When asked if the Renewable Heating Incentive (RHI) proposals launched in a consultation last month will enable the country to generate 15% of the nation’s energy use from green sources, she said: “The renewable target for 2020 covers building heat, transport and electricity. The RHI is a key part of it, that’s why we’ve had the consultation. We are now going to be examining those answers, those responses in order to make sure that we direct the funds that we have in the most effective way.”
DECC’s proposals include cutting tariffs for biomass boilers by up to 61% and scrap solar thermal support.
Ms Rudd added: “We recognise that although we’ve made good progress towards renewable targets for 2020 there’s more work to do but we believe we have sufficient policies at the moment to address the needs. We are going to look at what else could be done particularly in buildings and transport to make more progress.”
In November, the Energy Secretary admitted in a leaked letter that the country will miss a major legally-binding renewable target.
Ms Rudd was also asked about what the government is doing to boost research and development in the green sector.

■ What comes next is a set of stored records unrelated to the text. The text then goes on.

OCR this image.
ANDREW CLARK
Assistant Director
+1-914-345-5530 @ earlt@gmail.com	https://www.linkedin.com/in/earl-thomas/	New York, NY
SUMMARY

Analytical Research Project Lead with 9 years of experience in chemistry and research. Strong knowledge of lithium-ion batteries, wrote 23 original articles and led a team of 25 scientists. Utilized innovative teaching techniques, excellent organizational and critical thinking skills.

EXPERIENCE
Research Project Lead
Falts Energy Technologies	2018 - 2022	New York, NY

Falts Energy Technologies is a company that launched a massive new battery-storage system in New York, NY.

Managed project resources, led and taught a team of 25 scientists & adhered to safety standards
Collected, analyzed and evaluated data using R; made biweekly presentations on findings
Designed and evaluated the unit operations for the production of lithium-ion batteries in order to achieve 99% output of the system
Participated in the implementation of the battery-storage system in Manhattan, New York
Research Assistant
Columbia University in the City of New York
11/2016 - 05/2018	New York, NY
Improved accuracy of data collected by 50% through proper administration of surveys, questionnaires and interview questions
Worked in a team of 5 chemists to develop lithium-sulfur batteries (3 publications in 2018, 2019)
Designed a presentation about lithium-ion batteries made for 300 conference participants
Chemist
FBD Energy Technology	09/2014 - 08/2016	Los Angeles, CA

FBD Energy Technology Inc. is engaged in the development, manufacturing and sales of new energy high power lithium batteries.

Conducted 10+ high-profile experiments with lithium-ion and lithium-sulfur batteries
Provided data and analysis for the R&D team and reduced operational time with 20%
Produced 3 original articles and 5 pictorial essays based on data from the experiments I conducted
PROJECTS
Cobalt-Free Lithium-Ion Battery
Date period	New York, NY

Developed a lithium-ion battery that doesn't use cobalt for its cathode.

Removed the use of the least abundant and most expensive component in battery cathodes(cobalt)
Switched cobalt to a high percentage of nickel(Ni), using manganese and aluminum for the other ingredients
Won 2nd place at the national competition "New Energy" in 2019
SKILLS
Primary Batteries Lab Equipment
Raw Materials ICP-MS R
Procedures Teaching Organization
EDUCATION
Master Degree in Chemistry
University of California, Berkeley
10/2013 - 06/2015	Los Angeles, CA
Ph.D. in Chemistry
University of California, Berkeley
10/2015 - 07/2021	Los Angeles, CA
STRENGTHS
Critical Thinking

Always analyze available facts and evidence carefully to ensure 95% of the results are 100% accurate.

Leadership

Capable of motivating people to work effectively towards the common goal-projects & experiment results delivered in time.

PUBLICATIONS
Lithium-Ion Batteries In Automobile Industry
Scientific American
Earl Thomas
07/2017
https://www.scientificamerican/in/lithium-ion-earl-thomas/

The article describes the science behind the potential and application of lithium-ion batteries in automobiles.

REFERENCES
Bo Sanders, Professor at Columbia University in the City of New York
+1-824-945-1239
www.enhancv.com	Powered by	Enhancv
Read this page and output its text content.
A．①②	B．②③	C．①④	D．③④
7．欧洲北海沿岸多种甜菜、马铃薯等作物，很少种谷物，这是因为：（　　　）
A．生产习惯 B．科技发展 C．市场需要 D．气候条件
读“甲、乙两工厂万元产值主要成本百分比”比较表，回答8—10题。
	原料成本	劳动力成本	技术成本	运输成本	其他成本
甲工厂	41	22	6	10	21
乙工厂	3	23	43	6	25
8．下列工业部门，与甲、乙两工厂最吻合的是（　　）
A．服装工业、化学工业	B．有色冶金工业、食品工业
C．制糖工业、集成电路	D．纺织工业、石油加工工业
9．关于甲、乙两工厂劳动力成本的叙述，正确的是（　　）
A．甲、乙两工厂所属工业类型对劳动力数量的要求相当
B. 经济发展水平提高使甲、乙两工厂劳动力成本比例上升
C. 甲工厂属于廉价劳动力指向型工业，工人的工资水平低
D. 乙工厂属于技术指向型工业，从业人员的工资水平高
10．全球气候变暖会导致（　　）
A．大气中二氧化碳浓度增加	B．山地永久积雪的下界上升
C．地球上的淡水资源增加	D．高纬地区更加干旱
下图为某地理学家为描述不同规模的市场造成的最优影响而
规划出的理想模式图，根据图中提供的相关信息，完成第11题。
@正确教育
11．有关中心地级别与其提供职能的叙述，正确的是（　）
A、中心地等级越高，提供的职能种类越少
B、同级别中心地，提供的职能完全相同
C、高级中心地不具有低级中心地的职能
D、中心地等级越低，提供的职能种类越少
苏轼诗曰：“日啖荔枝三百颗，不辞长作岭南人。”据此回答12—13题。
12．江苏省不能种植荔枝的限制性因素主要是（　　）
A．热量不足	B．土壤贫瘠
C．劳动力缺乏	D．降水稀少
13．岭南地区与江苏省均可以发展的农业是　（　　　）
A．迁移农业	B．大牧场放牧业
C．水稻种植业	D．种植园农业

She said: “The government is taking steps to build on our proud history of energy innovation and is more than doubling our energy innovation budget over the next five years to a total of £500 million. With this budget we can continue to support the development of clean, cheap and reliable technologies and the growth of green research and development sector across the UK.”
The Conservative MP insisted the government will launch an emissions reduction plan by the end of the year and respond to MPs request of setting a fifth carbon budget but didn’t give a specific time.
“It is an important issue for the UK that’s why we are not rushing it”, she added.
According to trade body Industrial & Commercial Energy Association the RHI consultation is “disappointing” for the non-domestic market.
Earlier this week, former Energy Secretary and Chairman of Mongoose Energy Sir Ed Davey said he believes the country won’t reach its renewable targets and EY’s latest RECAI report ranked the UK in 13th position for renewable investment attractiveness.